Когда все уже почти разбежались, Ужас опомнился и принялся загораживать дорогу Тане и Баб-Ягуну, умоляя хотя бы их остаться и послушать его последнюю песню. Учитывая, что им еще предстояло сдавать экзамены по истории Потусторонних Миров, они переглянулись и остались.
Ужас вновь завыл, да так, что задрожали висюльки люстры из богемского хрусталя. Примерно на середине песни он вдруг замолчал и обиженно уставился на Таню и Ягуна.
– Кто-то меня перебил! – сказал он капризно. – Кто-то завопил громче меня! Не потерплю конкуренции: в Тибидохсе самый психованный я! И самый душераздирающий тоже я!
– Такого просто быть не может! – заверил его Ягун.
– Нет, кто-то заорал! Я говорю вам, что слышал! Крик был вон оттуда! Пошли со мной! Накроем моего конкурента с поличным! – воскликнул Безглазый Ужас и быстро полетел над полом. За ним спешили Таня и Ягун. Замыкал процессию улюлюкавший поручик Ржевский.
Там, где широкий коридор выходил на площадку и извергался вниз лестницей атлантов, Безглазый Ужас внезапно остановился и навис над полом.
– Ого, да тут свеженький труп! Как забавно! Давненько в Тибидохсе не происходило действительно жуткого и кровавого убийства! – сказал он оживленно.
Кто-то, одетый в темный свитер и брюки, лежал на плитах пола лицом вниз. Таня и Ягун с усилием перевернули его. Это был Гуня Гломов. Он дышал, но лицо его было бледным как мел, а веки закрыты.
– О, да он жив! – разочарованно сказал Ужас. – Тогда я полетел! Мне тут делать нечего! И передайте своему приятелю, если он еще раз прервет мою песню, я повешусь прямо над его кроватью и буду болтаться там все ночи напролет, синий и раздувшийся. Поверьте, что это не блеф!

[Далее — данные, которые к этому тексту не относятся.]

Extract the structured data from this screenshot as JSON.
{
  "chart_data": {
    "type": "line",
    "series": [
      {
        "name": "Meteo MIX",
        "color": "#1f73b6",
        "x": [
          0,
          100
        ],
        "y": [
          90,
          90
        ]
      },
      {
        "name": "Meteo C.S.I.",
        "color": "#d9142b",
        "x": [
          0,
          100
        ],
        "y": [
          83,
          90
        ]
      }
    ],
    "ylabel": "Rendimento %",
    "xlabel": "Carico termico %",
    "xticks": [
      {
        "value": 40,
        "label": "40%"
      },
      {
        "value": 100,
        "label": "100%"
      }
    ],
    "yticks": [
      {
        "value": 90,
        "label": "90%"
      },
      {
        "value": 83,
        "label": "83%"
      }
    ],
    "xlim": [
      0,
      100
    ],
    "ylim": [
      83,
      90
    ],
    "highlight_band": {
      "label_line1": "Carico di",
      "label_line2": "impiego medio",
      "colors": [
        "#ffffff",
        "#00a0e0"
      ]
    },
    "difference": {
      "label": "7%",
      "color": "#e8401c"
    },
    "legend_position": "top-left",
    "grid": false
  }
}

Безглазый Ужас повернулся и улетел. Баб-Ягун принялся трясти Гуню. Тяжелая голова Гломова бессильно моталась, откидываясь то вперед, то назад.
– Может, он пьяный? – подмигивая, предположил поручик Ржевский.
– Ты с ума сошел? Он же десять минут назад был с нами на концерте!.. Да и потом, ты что, Гломова не знаешь? Его и бочка спиртного не свалит! – возмутилась Таня.
– Ну тогда я не знаю… Я просто предположил! – сказал поручик.
Гуня Гломов тяжело разомкнул веки.
– Тебе плохо? Ты можешь встать? – с беспокойством спросил Ягун.
Губы у Гуни дрогнули.
– Нет.
Его голос звучал совсем тихо. Требовалось напрягать слух, чтобы хоть что-то разобрать.
– А руку поднять?
– И руку поднять… Ничего…
– Как же тебя угораздило?
– Я возвращался и вдруг из темноты ко мне кто-то шагнул. Я обернулся, но поздно… – в глазах у Гуни стояли слезы. Как-то непривычно было видеть его таким тихим и бессильным. Непривычно и страшно.